"Je n'utilise pas le terme in situ pour les sculptures. Même
si elles sont réalisées dans le lieu, elles conservent néanmoins
une certaine autonomie. Je recherche une alchimie, et pour que cette alchimie
existe, il faut adapter le projet à l'espace qui l'accueille, il faut provoquer
une rencontre. Je travaille beaucoup par série, c'est- à- dire que
je présente plusieurs fois le même type de sculptures, le piano a
été fait quatre fois, les cages trois...
C'est pour cette raison qu'on ne peut pas parler de travail in situ au sens d'entière
création pour le lieu. L'armature est déjà présente,
il faut l'ajuster, lui donner forme.
Je conçois la sculpture comme un morceau de musique. Un musicien peut jouer
tous les soirs le même morceau, raconter la même histoire; pourtant,
chaque représentation est différente, il y a une adaptation de la
partition, il faut à chaque fois recommencer le travail. C'est pour cette
raison que je détruis, ou plutôt que je fais détruire les
sculptures et que je peux les refaire sans que ce soit exactement la même.
Je les présente d'ailleurs souvent en couple pour accentuer
la répétition et le matériau que j'utilise; le carton, à
priori fragile, est coupé, puis collé, donc ni démontable,
ni transportable tel quel.
[...]
Au départ, j'imaginais mes sculptures comme des sortes de fantômes.
Je ne voulais pas qu'elles soient assimilées à des objets fonctionnels,
que l'on puisse les utiliser. L'uvre intitulée Serpentine que j'ai
réalisée en 1997 évoque bien des fauteuils, mais le visiteur
ne peut s'y asseoir, puisque d'une part seul le contour de l'objet est matérialisé,
et d'autre part, malgré son apparence de solidité, le matériau
utilisé, le carton, empêche toute assise. De plus, il y a dans cette
oeuvre un jeu avec les colonnes présentes dans le lieu, qui évoque
plus une étreinte ou une chorégraphie qu'une succession de mobilier.
Je préférais que le spectateur puisse se projeter dans
l'oeuvre.
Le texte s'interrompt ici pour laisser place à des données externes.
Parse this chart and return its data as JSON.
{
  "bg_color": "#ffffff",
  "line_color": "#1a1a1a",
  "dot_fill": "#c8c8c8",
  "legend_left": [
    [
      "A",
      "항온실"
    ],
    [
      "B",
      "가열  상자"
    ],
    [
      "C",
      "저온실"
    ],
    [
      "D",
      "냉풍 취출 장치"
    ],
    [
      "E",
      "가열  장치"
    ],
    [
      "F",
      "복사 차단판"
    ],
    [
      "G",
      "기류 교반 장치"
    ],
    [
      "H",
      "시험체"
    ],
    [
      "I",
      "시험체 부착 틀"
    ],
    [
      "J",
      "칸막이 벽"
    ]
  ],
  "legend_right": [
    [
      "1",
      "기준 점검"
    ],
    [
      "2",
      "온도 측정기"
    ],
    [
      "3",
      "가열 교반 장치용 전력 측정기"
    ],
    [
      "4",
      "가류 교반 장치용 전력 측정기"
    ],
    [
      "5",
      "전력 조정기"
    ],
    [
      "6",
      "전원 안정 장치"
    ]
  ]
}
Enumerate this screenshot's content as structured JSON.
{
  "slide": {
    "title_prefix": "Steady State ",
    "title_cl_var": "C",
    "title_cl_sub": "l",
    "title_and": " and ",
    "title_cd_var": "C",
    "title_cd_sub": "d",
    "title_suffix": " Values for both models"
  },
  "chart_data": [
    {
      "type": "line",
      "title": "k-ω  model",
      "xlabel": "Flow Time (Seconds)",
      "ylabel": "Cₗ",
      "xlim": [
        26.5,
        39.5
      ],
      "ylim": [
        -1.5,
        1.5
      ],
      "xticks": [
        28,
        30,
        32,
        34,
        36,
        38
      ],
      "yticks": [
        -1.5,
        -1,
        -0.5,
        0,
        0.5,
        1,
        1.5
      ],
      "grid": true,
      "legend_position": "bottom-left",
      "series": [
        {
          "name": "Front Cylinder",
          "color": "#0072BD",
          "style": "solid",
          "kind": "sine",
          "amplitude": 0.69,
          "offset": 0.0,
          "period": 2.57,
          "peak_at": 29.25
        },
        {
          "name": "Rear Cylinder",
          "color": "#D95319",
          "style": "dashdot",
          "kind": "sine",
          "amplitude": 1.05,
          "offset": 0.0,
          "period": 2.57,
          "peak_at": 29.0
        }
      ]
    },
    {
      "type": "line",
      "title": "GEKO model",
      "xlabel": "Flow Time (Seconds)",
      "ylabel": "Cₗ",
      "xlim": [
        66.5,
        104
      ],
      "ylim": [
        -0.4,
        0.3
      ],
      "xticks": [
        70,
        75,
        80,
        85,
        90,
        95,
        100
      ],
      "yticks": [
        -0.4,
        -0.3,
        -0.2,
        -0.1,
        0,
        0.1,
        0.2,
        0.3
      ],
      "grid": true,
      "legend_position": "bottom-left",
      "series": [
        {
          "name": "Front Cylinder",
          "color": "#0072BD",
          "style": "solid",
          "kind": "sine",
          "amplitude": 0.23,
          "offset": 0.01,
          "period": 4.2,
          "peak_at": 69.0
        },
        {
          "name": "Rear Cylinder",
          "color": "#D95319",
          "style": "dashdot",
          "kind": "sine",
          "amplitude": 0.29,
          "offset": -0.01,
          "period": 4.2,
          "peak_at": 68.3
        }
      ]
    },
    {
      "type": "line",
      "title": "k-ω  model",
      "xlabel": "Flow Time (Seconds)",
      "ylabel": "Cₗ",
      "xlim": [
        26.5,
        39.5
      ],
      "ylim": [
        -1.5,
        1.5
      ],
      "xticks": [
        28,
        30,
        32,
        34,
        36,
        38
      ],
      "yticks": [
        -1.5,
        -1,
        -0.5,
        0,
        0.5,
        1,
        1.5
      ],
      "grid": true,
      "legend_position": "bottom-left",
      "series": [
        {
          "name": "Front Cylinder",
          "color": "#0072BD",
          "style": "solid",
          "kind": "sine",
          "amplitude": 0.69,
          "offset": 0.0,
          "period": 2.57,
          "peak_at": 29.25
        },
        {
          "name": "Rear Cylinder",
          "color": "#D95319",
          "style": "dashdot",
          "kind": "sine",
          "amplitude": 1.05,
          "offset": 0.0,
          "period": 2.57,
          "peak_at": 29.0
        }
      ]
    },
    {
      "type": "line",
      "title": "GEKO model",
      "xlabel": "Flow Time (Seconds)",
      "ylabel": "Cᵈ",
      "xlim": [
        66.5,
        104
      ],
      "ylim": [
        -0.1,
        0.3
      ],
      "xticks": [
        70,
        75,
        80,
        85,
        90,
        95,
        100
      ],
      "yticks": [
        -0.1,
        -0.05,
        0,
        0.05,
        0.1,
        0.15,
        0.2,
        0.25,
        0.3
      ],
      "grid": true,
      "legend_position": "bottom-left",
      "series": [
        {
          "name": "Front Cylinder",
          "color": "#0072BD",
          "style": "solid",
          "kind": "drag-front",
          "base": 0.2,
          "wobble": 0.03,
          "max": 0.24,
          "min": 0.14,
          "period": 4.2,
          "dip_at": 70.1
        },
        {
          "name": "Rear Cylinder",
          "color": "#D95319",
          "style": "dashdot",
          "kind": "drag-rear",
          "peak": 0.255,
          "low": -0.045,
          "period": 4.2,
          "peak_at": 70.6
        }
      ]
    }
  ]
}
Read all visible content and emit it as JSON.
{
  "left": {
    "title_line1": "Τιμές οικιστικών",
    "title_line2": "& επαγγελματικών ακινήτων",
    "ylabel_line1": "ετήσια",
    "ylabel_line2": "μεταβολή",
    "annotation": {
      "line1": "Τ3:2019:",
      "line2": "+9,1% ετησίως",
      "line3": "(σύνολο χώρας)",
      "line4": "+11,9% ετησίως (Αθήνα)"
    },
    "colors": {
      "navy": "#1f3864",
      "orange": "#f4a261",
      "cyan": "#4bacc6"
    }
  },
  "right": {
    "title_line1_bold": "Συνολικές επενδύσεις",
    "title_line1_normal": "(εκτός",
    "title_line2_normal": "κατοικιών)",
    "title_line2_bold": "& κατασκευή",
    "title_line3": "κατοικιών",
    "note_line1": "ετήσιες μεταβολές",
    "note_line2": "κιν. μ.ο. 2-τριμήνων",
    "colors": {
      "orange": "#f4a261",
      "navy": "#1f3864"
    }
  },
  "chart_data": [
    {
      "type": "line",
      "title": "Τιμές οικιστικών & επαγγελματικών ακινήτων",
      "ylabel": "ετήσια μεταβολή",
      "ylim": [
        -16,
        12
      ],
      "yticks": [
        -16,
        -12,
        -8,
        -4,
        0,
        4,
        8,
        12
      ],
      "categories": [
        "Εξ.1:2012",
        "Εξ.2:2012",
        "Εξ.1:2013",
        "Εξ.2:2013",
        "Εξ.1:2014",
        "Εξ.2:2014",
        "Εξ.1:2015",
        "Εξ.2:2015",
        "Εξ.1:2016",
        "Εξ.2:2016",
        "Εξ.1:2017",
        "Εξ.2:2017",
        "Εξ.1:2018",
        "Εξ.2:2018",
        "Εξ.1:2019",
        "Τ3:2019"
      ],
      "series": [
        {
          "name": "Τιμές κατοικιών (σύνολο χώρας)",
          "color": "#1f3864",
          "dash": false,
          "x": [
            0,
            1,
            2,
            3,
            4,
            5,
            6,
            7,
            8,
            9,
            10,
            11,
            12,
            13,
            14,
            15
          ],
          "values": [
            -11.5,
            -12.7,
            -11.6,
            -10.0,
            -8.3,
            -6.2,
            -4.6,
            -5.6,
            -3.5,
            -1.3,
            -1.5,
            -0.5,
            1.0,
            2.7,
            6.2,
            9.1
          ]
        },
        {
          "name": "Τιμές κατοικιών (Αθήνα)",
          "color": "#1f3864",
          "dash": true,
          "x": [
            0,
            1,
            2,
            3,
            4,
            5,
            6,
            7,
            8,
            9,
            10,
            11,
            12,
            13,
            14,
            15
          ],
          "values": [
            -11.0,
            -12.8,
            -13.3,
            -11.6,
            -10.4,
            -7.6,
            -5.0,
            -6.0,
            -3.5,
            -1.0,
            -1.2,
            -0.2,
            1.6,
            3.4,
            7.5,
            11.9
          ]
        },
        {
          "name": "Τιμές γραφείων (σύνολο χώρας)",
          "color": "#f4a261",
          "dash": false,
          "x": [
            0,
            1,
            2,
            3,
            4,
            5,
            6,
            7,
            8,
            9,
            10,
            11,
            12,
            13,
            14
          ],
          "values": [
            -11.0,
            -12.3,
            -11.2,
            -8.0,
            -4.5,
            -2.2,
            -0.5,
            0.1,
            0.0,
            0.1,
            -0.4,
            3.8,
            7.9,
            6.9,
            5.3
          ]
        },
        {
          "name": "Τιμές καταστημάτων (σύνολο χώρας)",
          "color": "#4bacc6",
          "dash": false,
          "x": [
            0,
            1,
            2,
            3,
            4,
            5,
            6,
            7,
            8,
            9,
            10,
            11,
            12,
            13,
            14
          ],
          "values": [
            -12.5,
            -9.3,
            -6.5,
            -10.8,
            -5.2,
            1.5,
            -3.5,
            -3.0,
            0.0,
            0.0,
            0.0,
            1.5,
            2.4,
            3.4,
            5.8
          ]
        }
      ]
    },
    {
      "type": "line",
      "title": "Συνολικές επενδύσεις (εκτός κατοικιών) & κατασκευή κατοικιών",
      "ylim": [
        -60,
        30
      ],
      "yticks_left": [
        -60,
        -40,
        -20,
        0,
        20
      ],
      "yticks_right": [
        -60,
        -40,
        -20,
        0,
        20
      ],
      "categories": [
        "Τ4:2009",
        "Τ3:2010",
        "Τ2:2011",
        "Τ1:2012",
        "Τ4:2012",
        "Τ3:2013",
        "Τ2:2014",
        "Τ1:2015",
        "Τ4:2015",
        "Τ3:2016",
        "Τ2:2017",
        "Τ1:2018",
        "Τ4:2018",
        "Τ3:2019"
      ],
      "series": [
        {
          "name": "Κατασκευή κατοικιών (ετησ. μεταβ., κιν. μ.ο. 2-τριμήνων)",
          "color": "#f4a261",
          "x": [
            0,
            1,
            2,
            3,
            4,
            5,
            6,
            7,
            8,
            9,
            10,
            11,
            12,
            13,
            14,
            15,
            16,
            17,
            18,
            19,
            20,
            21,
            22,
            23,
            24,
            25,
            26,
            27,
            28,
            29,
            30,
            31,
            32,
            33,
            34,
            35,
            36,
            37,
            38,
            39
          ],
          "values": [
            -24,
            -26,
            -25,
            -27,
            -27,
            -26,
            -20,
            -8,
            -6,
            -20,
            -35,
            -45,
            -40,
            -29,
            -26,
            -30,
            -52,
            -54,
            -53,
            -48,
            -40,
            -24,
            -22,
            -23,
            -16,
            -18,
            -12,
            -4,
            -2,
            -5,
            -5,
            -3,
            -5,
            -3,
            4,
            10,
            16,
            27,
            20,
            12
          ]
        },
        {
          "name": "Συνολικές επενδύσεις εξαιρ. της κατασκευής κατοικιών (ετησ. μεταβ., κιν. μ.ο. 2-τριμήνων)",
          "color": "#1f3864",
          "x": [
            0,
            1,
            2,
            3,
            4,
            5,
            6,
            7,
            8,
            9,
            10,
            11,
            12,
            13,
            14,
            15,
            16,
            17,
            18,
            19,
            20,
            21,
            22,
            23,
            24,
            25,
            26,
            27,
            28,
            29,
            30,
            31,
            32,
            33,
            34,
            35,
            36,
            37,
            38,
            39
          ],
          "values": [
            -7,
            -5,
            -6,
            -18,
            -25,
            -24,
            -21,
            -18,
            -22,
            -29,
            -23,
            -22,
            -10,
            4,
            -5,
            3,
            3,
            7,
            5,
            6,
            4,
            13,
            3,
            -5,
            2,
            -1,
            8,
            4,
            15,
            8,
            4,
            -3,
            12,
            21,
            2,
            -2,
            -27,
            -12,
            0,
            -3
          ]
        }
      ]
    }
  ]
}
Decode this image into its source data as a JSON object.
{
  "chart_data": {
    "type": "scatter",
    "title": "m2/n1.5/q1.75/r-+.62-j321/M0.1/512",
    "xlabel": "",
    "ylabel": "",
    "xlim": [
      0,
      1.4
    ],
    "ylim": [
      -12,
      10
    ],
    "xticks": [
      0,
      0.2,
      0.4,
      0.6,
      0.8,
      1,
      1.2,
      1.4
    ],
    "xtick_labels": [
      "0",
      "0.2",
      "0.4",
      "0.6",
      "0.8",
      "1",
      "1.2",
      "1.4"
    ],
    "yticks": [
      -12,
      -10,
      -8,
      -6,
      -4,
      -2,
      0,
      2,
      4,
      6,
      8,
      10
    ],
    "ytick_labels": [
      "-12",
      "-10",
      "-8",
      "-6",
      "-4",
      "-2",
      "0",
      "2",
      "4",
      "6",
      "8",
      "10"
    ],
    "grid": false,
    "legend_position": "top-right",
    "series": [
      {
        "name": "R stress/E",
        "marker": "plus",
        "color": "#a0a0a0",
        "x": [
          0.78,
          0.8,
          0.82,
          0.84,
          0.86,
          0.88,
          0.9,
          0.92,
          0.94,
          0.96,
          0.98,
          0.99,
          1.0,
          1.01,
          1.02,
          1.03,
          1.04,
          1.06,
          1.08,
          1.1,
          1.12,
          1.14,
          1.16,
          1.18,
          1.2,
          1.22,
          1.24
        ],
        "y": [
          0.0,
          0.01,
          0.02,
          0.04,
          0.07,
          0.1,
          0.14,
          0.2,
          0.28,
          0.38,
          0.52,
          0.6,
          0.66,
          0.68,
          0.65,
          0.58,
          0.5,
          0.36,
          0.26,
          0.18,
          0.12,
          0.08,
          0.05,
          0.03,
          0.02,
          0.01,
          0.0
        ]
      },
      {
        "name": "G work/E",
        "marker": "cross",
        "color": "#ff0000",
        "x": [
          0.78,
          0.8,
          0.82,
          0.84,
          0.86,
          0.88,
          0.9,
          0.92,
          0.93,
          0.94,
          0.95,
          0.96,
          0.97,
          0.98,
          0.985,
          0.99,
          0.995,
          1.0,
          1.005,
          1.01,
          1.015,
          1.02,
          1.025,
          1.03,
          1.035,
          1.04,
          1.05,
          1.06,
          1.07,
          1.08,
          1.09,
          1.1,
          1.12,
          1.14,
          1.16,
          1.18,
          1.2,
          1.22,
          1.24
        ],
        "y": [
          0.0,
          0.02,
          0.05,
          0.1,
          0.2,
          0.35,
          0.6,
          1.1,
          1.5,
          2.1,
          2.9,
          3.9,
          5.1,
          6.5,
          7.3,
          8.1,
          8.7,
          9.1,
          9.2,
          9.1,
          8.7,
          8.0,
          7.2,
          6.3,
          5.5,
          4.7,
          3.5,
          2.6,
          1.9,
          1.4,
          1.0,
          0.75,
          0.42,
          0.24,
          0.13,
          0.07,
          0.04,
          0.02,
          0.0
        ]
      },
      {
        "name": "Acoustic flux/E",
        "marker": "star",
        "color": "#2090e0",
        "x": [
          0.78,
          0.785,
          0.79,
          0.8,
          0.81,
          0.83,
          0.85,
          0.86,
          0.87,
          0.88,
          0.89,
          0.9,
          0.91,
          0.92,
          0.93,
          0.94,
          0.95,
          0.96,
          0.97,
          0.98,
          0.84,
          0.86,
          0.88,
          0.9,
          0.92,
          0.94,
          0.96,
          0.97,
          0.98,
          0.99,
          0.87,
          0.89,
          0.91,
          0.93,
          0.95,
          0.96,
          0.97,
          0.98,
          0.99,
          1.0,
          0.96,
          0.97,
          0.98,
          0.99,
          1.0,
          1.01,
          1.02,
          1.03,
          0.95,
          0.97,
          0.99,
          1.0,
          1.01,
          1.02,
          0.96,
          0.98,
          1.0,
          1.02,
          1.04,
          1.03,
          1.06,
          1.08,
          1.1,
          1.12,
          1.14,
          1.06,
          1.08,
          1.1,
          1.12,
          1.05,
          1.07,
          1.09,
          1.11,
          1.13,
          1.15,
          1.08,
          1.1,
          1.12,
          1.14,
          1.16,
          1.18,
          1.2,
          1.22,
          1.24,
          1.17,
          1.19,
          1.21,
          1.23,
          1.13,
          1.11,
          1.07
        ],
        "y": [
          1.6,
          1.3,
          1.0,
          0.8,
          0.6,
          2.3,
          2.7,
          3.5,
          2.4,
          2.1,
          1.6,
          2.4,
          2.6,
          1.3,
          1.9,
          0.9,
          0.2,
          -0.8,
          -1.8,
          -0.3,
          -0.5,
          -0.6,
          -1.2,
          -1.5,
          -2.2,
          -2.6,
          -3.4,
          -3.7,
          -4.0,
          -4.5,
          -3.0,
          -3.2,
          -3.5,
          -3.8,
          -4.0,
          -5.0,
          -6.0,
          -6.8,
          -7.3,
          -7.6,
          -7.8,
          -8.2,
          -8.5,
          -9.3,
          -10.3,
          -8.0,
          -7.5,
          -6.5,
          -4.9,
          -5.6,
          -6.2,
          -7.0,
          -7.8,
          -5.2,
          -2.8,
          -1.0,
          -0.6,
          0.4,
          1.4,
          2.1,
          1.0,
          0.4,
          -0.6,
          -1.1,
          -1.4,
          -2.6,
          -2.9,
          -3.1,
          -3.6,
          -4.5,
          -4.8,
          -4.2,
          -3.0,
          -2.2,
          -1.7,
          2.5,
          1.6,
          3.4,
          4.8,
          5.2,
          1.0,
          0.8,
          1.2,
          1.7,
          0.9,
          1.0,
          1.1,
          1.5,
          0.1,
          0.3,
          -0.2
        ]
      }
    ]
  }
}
Et de plus en plus, c'est le squelette de l'objet qui m'intéresse,
sa structure, et plus précisément la structure qui supporte une
enveloppe, qui, en tant que telle, montre toutes ses possibilités, tout
ce qu'elle peut accueillir sans pour cela être fonctionnelle [...] ...on
pourrait même y voir de l'absurde, comme utiliser du carton pour faire des
étais. Il est vrai que la structure m'intéresse non comme un patron
ou un modèle, mais au contraire parce qu'elle est une base pour que chacun
puisse y modeler en imagination un corps, une chair, une histoire. Par ailleurs,
je n'aime pas ce qui est fixe, immuable, je laisse une place au hasard, je me
donne le droit de «rater» les choses, de les refaire. Je ne sais jamais
exactement ce que va donner formellement la sculpture avant qu'elle ne soit installée.
Ce qui nous rapproche, outre nos préoccupations artistiques, c'est la
situation dans laquelle on place le spectateur face à l'objet et à
l'image. Il y a à chaque fois une ambiguïté, un doute sur
la nature de ce qui est représenté. Nous utilisons des matériaux
sans les cacher, mais en manipulant les images et les objets pour que leur présence
soit toujours intacte et la perception au travail."